The pressure told, as Sangha slashed across the line at Richardson, a tough skier that Harvey hurtled back for from point and grasped. It meant Ferguson and new man Anton Devcich had to consolidate, as Richardson and Tremain retained straight, tight, disciplined lines to both, making scoring very difficult.
Just as the Thunder's second-wicket partnership started to build, the introduction of Boyce brought Devcich undone. He was caught at the long-on boundary by Christian, before Chris Green was bizarrely run out from his first delivery after his sliding bat caught in the turf as he returned for a second. It left the Thunder 4 for 45 in the ninth over, requiring just under a hundred runs from eleven overs.

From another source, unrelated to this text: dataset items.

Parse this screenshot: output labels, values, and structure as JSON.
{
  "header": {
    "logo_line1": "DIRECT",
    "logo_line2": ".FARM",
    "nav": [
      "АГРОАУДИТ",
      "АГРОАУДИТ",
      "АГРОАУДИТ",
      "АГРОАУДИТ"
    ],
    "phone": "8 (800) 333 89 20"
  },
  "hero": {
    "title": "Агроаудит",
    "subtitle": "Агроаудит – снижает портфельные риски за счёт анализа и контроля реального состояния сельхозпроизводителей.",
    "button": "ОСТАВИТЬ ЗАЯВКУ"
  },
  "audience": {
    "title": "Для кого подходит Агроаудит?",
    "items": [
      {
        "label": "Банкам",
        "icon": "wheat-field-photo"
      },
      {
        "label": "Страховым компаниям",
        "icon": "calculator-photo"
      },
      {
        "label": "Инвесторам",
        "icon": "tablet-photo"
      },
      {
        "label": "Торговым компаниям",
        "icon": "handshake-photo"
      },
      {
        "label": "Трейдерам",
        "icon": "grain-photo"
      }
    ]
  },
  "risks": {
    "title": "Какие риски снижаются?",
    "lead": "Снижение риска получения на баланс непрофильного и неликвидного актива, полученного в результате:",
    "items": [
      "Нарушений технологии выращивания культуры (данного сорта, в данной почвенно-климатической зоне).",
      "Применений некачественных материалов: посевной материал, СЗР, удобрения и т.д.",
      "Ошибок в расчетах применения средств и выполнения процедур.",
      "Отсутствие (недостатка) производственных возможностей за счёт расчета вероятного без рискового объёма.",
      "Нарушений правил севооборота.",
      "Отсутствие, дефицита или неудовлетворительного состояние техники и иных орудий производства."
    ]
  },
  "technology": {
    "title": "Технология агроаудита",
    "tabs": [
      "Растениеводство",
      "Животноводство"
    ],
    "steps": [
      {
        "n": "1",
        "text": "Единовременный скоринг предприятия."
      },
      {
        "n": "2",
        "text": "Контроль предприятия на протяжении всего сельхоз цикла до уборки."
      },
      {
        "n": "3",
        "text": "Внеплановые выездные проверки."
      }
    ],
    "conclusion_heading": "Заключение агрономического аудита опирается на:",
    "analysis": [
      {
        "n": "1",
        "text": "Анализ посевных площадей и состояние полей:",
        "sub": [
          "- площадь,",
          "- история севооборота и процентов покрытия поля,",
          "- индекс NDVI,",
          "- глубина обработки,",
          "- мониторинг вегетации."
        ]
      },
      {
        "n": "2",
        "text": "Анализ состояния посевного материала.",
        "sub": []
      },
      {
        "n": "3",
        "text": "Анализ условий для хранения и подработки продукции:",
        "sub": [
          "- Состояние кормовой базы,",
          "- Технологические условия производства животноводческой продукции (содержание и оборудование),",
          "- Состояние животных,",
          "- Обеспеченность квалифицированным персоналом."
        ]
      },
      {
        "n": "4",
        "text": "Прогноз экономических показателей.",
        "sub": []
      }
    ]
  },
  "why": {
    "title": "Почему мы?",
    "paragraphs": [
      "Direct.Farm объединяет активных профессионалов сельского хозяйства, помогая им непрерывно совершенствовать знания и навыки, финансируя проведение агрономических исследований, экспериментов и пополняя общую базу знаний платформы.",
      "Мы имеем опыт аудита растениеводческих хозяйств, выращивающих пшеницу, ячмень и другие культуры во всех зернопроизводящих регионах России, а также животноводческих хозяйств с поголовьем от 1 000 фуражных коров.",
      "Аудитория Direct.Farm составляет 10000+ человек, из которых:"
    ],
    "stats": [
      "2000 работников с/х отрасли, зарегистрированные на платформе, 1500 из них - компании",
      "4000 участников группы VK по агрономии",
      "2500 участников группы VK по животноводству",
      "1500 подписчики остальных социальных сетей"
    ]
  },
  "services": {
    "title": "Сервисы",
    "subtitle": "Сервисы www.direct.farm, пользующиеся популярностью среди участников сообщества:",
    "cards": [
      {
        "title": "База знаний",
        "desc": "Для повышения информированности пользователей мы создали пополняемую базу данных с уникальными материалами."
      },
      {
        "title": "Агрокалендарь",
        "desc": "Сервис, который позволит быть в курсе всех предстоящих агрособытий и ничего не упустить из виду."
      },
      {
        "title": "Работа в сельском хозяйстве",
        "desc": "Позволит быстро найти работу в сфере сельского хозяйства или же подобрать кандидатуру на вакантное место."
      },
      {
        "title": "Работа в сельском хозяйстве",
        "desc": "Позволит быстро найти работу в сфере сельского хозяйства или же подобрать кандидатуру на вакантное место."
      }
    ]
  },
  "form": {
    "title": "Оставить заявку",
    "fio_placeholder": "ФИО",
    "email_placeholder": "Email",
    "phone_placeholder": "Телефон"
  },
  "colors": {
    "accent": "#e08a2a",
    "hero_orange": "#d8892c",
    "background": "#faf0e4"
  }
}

A bright partnership between Ferguson and Holt developed, but as was the evening's trend, it was cut short before it properly began after Ferguson was caught on the cow-corner rope from Tremain's bowling. His debutant colleague was the Thunder's best batsman, carving an enterprising 37 from 28 balls, but the scoring rate consistently remained out of reach. Another bizarre run-out involving a collision between Cook and Sandhu capped a forgettable night for the Thunder, who now face an uphill battle to secure one of the remaining three finals spots.